Die Unterkünfte der Häftlinge sind in Beton ausgeführt, dessen Oberfläche sich von Gebäude zu Gebäude im Inneren der Zellen von einer rauen Holzschalung bis hin zu einer weichen Textilschalung verändert. Die Zellen sind als intimster Ort auf das Mindeste reduziert und in massivem lokalem Fichtenholz möbliert. Der verschlossene Lichthof, der die Zellen belichtet, thematisiert den begrenzen Bezug zur Freiheit und erlaubt visuelle Bezüge in den Himmel oder zu umgebenden Gipfeln. Die Massivität der umschließenden Mauern ist eindringlich spürbar. Die bewusste vertikale jedoch auch horizontale Öffnung des zentralen Gefängnishofes jedes Gebäudes hin zur Landschaft setzt die einzelnen Gebäude in differenzierten Bezug zu dieser. Der anfängliche Ausblick hin zum schroffen Fels lässt die Öffnungen im Beton mit ihrer Umgebung verschwimmen. Der Einschluss wird durch die massiven umringenden Felsen nochmals gesteigert. Bei zunehmendem Bezug zur Weite der Landschaft konkurriert der Beton mit der sanften Vegetation der Umgebung und lässt diese Teil des Gebäudes werden, welches sich zunehmend öffnet.

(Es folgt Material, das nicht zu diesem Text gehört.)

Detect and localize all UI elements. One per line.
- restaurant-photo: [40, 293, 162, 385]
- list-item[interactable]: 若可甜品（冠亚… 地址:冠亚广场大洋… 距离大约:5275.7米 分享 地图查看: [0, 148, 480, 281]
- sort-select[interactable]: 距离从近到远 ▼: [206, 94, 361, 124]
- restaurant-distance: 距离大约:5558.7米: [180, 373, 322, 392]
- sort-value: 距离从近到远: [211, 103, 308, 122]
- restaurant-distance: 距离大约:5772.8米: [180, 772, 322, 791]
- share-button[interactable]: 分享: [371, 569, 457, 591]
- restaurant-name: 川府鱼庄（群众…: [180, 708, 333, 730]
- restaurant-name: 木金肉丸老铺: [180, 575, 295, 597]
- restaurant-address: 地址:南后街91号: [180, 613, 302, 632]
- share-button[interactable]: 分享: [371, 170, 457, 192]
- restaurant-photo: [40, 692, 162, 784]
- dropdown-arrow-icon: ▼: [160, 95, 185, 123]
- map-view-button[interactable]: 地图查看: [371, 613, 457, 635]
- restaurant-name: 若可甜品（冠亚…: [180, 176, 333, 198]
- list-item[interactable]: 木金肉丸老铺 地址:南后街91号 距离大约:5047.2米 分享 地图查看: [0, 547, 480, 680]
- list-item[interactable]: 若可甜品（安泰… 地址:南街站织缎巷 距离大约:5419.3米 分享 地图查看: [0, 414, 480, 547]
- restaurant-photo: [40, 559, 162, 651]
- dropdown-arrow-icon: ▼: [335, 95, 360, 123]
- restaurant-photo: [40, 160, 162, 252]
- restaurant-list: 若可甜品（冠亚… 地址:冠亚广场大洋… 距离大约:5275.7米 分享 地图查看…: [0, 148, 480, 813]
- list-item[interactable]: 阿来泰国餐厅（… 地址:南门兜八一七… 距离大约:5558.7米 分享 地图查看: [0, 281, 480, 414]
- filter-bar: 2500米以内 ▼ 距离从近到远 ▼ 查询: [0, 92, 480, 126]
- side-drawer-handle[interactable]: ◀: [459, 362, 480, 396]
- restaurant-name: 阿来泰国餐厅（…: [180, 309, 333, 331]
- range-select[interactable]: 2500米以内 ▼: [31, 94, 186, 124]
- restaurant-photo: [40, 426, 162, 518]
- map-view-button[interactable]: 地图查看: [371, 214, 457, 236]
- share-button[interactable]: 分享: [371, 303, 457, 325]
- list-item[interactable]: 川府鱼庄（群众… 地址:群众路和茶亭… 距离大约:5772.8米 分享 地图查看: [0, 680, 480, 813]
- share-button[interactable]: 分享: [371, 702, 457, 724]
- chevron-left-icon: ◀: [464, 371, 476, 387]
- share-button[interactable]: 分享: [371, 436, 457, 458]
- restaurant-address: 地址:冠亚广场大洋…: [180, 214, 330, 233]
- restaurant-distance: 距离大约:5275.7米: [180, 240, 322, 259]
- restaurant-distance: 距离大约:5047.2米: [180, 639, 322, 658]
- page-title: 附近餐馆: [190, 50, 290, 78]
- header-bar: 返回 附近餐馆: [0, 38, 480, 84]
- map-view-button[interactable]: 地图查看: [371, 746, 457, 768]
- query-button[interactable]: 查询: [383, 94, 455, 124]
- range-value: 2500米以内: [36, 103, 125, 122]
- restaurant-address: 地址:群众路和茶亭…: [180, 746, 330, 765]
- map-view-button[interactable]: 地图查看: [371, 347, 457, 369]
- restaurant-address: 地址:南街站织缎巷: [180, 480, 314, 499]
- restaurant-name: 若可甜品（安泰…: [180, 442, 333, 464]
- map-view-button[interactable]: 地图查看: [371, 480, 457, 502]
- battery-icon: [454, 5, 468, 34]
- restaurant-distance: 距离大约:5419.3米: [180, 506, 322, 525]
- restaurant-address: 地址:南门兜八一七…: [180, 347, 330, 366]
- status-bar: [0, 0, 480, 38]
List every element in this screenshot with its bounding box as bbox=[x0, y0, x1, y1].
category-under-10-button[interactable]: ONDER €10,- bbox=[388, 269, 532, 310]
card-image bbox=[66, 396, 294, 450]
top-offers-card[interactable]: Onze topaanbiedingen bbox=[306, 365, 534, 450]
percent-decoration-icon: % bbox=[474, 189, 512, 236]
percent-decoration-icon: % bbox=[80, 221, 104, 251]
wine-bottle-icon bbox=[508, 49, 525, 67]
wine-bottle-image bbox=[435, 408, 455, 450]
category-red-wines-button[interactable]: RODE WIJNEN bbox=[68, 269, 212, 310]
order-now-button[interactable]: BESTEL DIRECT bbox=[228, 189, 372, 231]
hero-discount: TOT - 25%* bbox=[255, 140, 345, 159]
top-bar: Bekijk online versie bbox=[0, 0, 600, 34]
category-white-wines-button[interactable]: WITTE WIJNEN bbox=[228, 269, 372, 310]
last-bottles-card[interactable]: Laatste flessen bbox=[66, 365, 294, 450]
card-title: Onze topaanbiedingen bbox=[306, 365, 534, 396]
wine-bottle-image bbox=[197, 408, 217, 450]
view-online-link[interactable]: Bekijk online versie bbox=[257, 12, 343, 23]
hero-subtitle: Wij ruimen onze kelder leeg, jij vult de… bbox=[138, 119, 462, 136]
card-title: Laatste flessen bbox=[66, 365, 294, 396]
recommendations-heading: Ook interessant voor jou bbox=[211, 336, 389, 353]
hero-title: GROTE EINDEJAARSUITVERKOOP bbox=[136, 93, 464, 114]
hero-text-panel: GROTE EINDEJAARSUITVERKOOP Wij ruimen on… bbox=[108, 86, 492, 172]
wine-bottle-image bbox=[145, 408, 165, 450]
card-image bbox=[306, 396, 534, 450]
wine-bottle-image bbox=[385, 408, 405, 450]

Die Unterkunft der Wärter und dauerhaften sowie temporären Betreuer ist ebenso Teil dieser Gruppierung und positioniert sich am höchsten Punkt des Weges als wachender massiver Monolith. Das Personal wird saisonal zum integralen Bestandteil der Anstalt. Die Zimmer der Betreuer gruppieren sich um einen zentralen Gemeinschaftsbereich mit offenem Kamin.